Aktivis Pro-Demokrasi Hong Kong memberikan suaka di Australia dan Inggris

Lusinan aktivis dalam pelarian dari pihak berwenang di kota yang dikuasai Cina setelah melakukan tindakan keras terhadap kebebasan sipil.
Seorang aktivis pro-demokrasi Hong Kong dan mantan anggota parlemen yang dicari oleh otoritas Cina telah diberikan suaka di Inggris dan Australia, lebih dari empat tahun setelah menghadapi tuduhan pidana atas protes antipemerintah 2019.
Tony Chung, seorang aktivis yang dipenjara di bawah undang -undang keamanan nasional Hong Kong, dan Ted Hui, seorang mantan anggota parlemen yang menghadapi persidangan atas perannya dalam demonstrasi massa, keduanya mengumumkan pada akhir pekan bahwa mereka telah menerima suaka di Inggris dan Australia, masing -masing, di mana mereka sekarang tinggal.
Mereka adalah di antara lusinan aktivis dalam pelarian dari otoritas Hong Kong. Kebebasan sipil di kota yang dikuasai Cina telah sangat terkikis sejak tahun 2020 ketika Beijing memberlakukan undang-undang keamanan nasional yang pada dasarnya mengkriminalkan perbedaan pendapat.
Hukuman dapat ditimbulkan pada penjara seumur hidup karena membahayakan keamanan nasional, pengkhianatan dan pemberontakan; 20 tahun untuk spionase dan sabotase; dan 14 tahun untuk gangguan eksternal.
Hui, yang melarikan diri dari Hong Kong pada bulan Desember 2020, adalah bagian dari sekelompok aktivis luar negeri yang polisi telah menawarkan hadiah hingga 1 juta dolar Hong Kong ($ 127.800).
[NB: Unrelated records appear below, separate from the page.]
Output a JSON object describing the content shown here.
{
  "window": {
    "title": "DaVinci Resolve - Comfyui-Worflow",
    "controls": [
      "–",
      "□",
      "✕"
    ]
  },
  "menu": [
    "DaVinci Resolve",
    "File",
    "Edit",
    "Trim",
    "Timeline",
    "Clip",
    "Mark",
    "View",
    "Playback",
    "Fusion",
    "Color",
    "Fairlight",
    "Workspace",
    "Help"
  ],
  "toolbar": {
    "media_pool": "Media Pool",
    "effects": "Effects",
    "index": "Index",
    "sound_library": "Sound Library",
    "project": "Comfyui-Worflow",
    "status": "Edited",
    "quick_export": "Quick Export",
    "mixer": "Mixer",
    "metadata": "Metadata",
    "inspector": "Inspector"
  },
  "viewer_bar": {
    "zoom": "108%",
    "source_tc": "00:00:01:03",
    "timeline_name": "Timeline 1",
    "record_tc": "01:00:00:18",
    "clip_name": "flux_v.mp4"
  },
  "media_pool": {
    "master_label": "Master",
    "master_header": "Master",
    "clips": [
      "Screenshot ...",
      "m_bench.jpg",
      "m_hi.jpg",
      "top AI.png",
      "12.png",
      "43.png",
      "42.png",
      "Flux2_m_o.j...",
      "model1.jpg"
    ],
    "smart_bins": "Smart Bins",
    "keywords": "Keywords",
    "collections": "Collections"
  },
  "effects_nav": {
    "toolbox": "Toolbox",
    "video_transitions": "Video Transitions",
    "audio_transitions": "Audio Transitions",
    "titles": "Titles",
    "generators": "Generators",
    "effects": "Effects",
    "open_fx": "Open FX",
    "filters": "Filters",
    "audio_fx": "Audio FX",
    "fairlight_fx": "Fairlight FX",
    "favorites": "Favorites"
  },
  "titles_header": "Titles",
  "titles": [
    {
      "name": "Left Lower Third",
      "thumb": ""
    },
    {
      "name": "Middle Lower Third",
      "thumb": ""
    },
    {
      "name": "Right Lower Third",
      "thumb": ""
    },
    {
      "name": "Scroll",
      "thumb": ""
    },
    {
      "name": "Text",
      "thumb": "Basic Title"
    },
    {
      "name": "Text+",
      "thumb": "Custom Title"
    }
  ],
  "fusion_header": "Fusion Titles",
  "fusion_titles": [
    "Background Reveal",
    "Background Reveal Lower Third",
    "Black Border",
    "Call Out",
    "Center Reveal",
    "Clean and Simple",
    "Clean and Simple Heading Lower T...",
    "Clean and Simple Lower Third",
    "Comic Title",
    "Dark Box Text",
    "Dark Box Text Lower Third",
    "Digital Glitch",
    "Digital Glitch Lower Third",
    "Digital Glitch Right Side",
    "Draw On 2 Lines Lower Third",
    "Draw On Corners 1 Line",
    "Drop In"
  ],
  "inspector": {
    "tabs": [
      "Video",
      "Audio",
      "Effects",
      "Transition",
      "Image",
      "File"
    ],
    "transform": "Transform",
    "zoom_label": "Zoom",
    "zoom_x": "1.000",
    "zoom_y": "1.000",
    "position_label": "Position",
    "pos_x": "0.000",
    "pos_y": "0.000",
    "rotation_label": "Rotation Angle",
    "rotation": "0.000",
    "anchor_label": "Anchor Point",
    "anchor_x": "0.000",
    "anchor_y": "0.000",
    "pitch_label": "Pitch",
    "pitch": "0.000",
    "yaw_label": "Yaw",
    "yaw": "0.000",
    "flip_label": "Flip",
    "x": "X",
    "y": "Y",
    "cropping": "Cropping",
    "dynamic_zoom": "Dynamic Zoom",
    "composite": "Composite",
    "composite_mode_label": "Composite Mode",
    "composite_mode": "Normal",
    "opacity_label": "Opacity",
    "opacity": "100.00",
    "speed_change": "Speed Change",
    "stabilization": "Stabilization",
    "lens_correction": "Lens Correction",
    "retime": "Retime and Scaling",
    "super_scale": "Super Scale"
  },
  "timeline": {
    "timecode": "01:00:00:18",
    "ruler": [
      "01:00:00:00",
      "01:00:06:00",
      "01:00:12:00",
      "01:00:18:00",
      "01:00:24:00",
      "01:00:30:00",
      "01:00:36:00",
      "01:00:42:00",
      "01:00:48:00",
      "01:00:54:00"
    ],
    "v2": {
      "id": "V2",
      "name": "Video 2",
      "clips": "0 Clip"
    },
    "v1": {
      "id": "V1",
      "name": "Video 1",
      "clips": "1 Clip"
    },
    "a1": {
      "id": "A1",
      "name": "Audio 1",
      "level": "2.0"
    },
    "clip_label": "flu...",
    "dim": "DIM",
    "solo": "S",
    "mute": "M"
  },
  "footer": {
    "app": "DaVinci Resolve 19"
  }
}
Mantan anggota parlemen sekarang bekerja sebagai pengacara di Adelaide.
Anggota parlemen pro-demokrasi yang blak-blakan ini dikenal karena mengganggu sesi legislatif dengan melemparkan pabrik busuk di kamar untuk menghentikan debat tentang RUU yang berusaha membuatnya ilegal untuk menghina lagu kebangsaan Cina. Dia kemudian didenda 52.000 dolar Hong Kong ($ 6.600) untuk ACT.
Dia mengumumkan di Facebook pada hari Sabtu bahwa dia dan keluarganya telah diberikan visa perlindungan.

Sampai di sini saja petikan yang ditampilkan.